Nik Sultana, Salvator Galea, David Greaves, Marcin Wojcik, and Jonny Shipton, University of Cambridge; Richard Clegg, Queen Mary University of London; Luo Mai, Imperial College London; Pietro Bressana and Robert Soule, Università della Svizzera italiana; Richard Mortier, University of Cambridge; Paolo Costa, Microsoft Research; Peter Pietzuch, Imperial College London; Jon Crowcroft, Andrew W Moore, and Noa Zilberman, University of Cambridge
Due to their performance and flexibility, FPGAs are an attractive platform for the execution of network functions. It has been a challenge for a long time though to make FPGA programming accessible to a large audience of developers. An appealing solution is to compile code from a general-purpose language to hardware using high-level synthesis. Unfortunately, current approaches to implement rich network functionality are insufficient because they lack: (i) libraries with abstractions for common network operations and data structures, (ii) bindings to the underlying “substrate” on the FPGA, and (iii) debugging and profiling support.

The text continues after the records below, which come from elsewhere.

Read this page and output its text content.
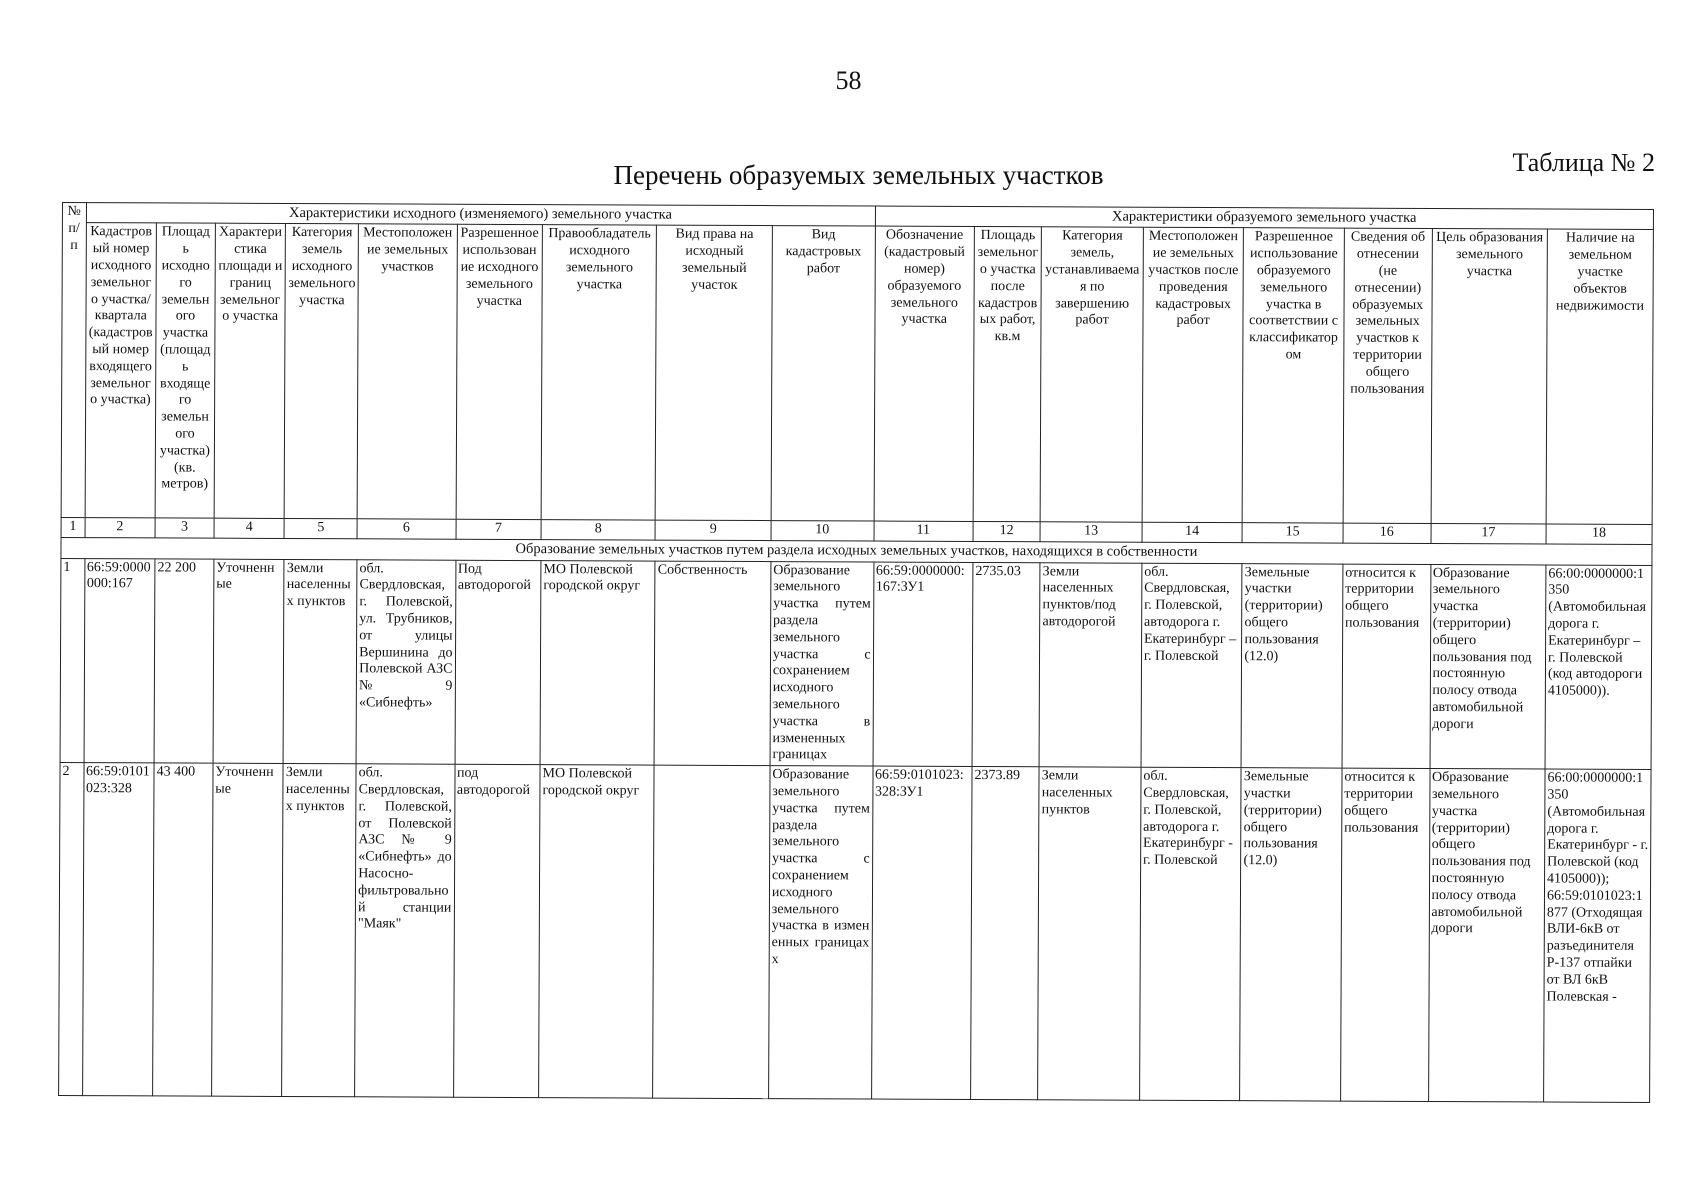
58
Таблица № 2
Перечень образуемых земельных участков
№ п/п	Характеристики исходного (изменяемого) земельного участка									Характеристики образуемого земельного участка							
	Кадастровый номер исходного земельного участка/ квартала (кадастровый номер входящего земельного участка)	Площадь исходного земельного участка (площадь входящего земельного участка) (кв. метров)	Характеристика площади и границ земельного участка	Категория земель исходного земельного участка	Местоположение земельных участков	Разрешенное использование исходного земельного участка	Правообладатель исходного земельного участка	Вид права на исходный земельный участок	Вид кадастровых работ	Обозначение (кадастровый номер) образуемого земельного участка	Площадь земельного участка после кадастровых работ, кв.м	Категория земель, устанавливаемая по завершению работ	Местоположение земельных участков после проведения кадастровых работ	Разрешенное использование образуемого земельного участка в соответствии с классификатором	Сведения об отнесении (не отнесении) образуемых земельных участков к территории общего пользования	Цель образования земельного участка	Наличие на земельном участке объектов недвижимости
1	2	3	4	5	6	7	8	9	10	11	12	13	14	15	16	17	18
Образование земельных участков путем раздела исходных земельных участков, находящихся в собственности																	
1	66:59:0000000:167	22 200	Уточненные	Земли населенных пунктов	обл. Свердловская, г. Полевской, ул. Трубников, от улицы Вершинина до Полевской АЗС № 9 «Сибнефть»	Под автодорогой	МО Полевской городской округ	Собственность	Образование земельного участка путем раздела земельного участка с сохранением исходного земельного участка в измененных границах	66:59:0000000:167:ЗУ1	2735.03	Земли населенных пунктов/под автодорогой	обл. Свердловская, г. Полевской, автодорога г. Екатеринбург – г. Полевской	Земельные участки (территории) общего пользования (12.0)	относится к территории общего пользования	Образование земельного участка (территории) общего пользования под постоянную полосу отвода автомобильной дороги	66:00:0000000:1350 (Автомобильная дорога г. Екатеринбург – г. Полевской (код автодороги 4105000)).
2	66:59:0101023:328	43 400	Уточненные	Земли населенных пунктов	обл. Свердловская, г. Полевской, от Полевской АЗС № 9 «Сибнефть» до Насосно-фильтровальной станции "Маяк"	под автодорогой	МО Полевской городской округ		Образование земельного участка путем раздела земельного участка с сохранением исходного земельного участка в измен енных границах х	66:59:0101023:328:ЗУ1	2373.89	Земли населенных пунктов	обл. Свердловская, г. Полевской, автодорога г. Екатеринбург - г. Полевской	Земельные участки (территории) общего пользования (12.0)	относится к территории общего пользования	Образование земельного участка (территории) общего пользования под постоянную полосу отвода автомобильной дороги	66:00:0000000:1350 (Автомобильная дорога г. Екатеринбург - г. Полевской (код 4105000)); 66:59:0101023:1877 (Отходящая ВЛИ-6кВ от разъединителя Р-137 отпайки от ВЛ 6кВ Полевская -
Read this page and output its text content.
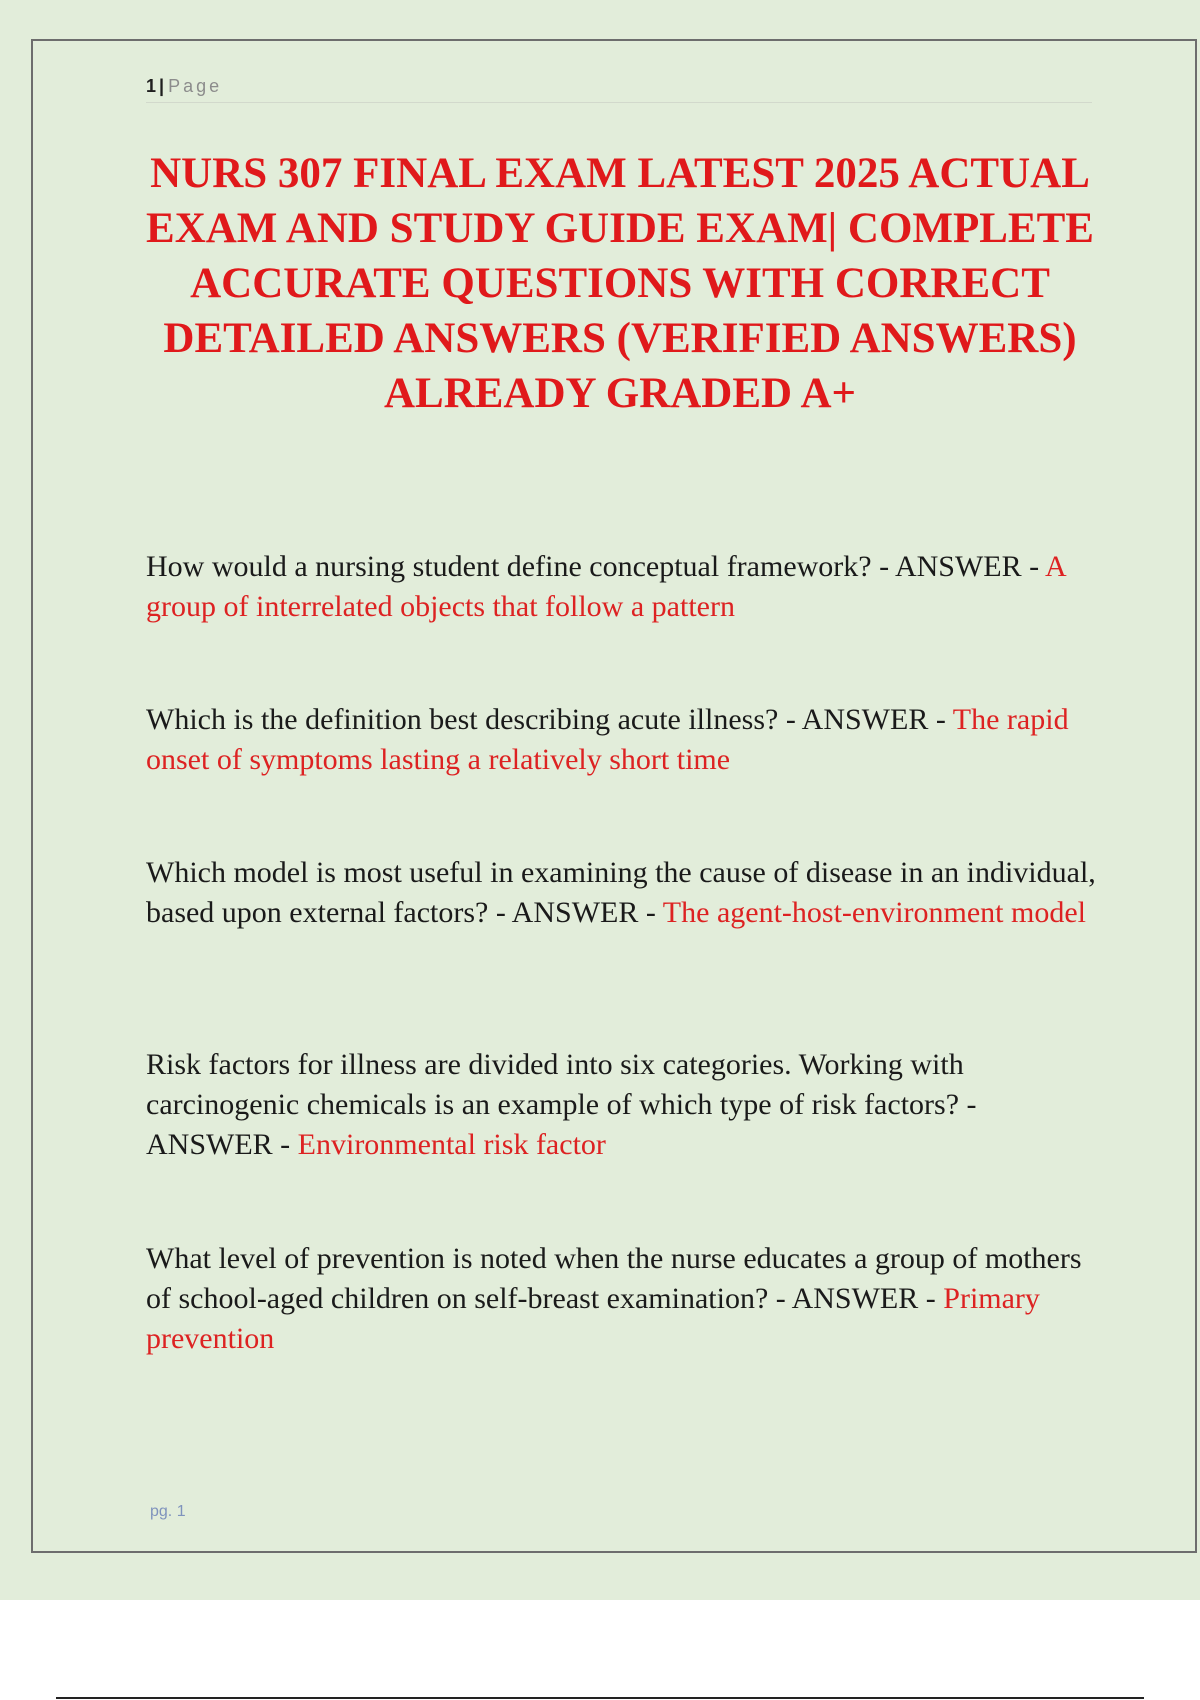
1 | Page
NURS 307 FINAL EXAM LATEST 2025 ACTUAL EXAM AND STUDY GUIDE EXAM| COMPLETE ACCURATE QUESTIONS WITH CORRECT DETAILED ANSWERS (VERIFIED ANSWERS) ALREADY GRADED A+

How would a nursing student define conceptual framework? - ANSWER - A group of interrelated objects that follow a pattern

Which is the definition best describing acute illness? - ANSWER - The rapid onset of symptoms lasting a relatively short time

Which model is most useful in examining the cause of disease in an individual, based upon external factors? - ANSWER - The agent-host-environment model

Risk factors for illness are divided into six categories. Working with carcinogenic chemicals is an example of which type of risk factors? - ANSWER - Environmental risk factor

What level of prevention is noted when the nurse educates a group of mothers of school-aged children on self-breast examination? - ANSWER - Primary prevention

pg. 1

This paper describes Emu, a new standard library for an FPGA hardware compiler that enables developers to rapidly create and deploy network functionality. Emu allows for high-performance designs without being bound to particular packet processing paradigms. Furthermore, it supports running the same programs on CPUs, in Mininet, and on FPGAs, providing a better development environment that includes advanced debugging capabilities. We demonstrate that network functions implemented using Emu have only negligible resource and performance overheads compared with natively-written hardware versions.